Quindi, dopo i ringraziamenti di prassi che gli sono stati o gli saranno rivolti, ad Arcuri è stato chiesto semplicemente di togliere l'incomodo per colpe gestionali a lui riconducibili, ma anche per i dubbi legati alle modalità e alle agevolazioni grazie alle quali milioni e milioni di mascherine sono giunte in Italia percorrendo a grande velocità autostrade burocratiche per altri impervie e per loro senza il minimo contrattempo.
Domenico Arcuri non figura in alcuna inchiesta, questo bisogna dirlo, nel momento in cui ha respinto ogni accusa o sospetto, limitando ad ammettere una conoscenza quasi superficiale con alcune persone rimaste invischiate in una indagine relativa all'acquisto, da tre soggetti cinesi, di milioni di mascherine. Ma un conto è l'inchiesta giudiziaria, un altro è il profilo etico, secondo il quale, almeno a nostro avviso, non ci possono essere contatti di sorta tra chi è preposto ad acquistare una cosa per conto dello Stato e chi vende, approfittando di rapporti spacciati come amichevoli, se non di più.

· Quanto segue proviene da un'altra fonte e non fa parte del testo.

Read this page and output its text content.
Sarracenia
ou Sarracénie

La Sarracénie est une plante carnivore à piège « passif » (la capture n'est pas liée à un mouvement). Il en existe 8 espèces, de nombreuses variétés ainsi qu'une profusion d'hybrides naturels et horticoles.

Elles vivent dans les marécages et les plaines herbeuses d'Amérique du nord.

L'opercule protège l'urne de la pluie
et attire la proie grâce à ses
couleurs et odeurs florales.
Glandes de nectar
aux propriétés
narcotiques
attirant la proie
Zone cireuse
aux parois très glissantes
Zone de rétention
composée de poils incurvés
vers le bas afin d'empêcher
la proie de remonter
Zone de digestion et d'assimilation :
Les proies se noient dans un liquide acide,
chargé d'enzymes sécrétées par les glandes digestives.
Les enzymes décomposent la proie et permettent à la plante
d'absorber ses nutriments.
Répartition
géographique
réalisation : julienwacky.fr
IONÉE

La sostituzione di Arcuri con il generale Figliuolo, quindi ha un duplice aspetto: rendere migliore la macchina della risposta dello Stato alla pandemia e, poi, resecare qualsiasi legame con il precedente Governo, dando una immagine plastica non solo del cambio di passo, ma piuttosto di una totale elisione del precedente registro morale e politico.
Intendiamoci: Domenico Arcuri resta una brava ed onesta persona, sino a prova del contrario, ma il suo tempo al volante della macchina della lotta all'emergenza era finito e da tempo.

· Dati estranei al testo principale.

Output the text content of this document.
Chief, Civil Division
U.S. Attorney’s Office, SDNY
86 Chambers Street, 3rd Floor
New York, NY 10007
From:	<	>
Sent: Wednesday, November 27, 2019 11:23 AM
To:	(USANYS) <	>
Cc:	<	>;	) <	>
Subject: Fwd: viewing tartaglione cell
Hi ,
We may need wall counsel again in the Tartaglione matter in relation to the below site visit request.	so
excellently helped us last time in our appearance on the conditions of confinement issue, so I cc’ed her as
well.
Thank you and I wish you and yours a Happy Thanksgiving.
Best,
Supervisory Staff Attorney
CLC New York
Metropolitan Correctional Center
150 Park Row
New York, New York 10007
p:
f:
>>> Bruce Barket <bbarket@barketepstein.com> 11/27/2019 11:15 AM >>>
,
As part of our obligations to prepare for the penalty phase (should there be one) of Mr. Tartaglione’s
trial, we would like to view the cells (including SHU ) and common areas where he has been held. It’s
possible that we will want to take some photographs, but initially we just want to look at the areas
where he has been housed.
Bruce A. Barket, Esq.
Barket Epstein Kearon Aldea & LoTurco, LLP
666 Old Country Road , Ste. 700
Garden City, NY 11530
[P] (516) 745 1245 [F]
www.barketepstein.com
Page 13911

Ora lo Stato - con la decisione presa da Mario Draghi - sta dicendo a chiare lettere che non saranno più accettati ritardi o distorsioni nella strategia della campagna vaccinale, di cui il presidente del consiglio ha allungato gli orizzonti, ponendo precisi obiettivi di operatività. E questo significa anche che il canone che sino ad oggi ha governato questa delicatissima materia non è più valido, con tutto quello che significa anche politicamente, diventando quasi una sconfessione delle decisioni assunte da chi ieri governava ed oggi non governa più.

Quindi, a ben guardare quanto è accaduto da qualche mese a questa parte, Arcuri ha resistito alle critiche (fondate o presunte, non spetta a noi dirlo), ma per chiedergli di lasciare il posto ad altri c'è voluta una crisi di governo ed un cambio di stratega a palazzo Chigi.
E per restare in politica sono arrivate abbastanza scontate le grida di gioia di quelli che di Arcuri hanno detto il peggio possibile, chiedendone l'allontanamento. Che poi le richieste siano state accolte, nominando al suo posto un ufficiale come Figliuolo, capo della logistica dell'Esercito, nonché pluridecorato, è considerata una vittoria da parte di chi - Salvini, Meloni ed anche Renzi - oggi celebrano, inneggiando alla defenestrazione del potentissimo commissario. Come facevano le tricoteuses che, davanti alla ghigliottina che lavorava quotidianamente ai tempi della rivoluzione francese, urlavano di gioia ogni volta che la lama cadeva, mandando teste nobili nella cesta.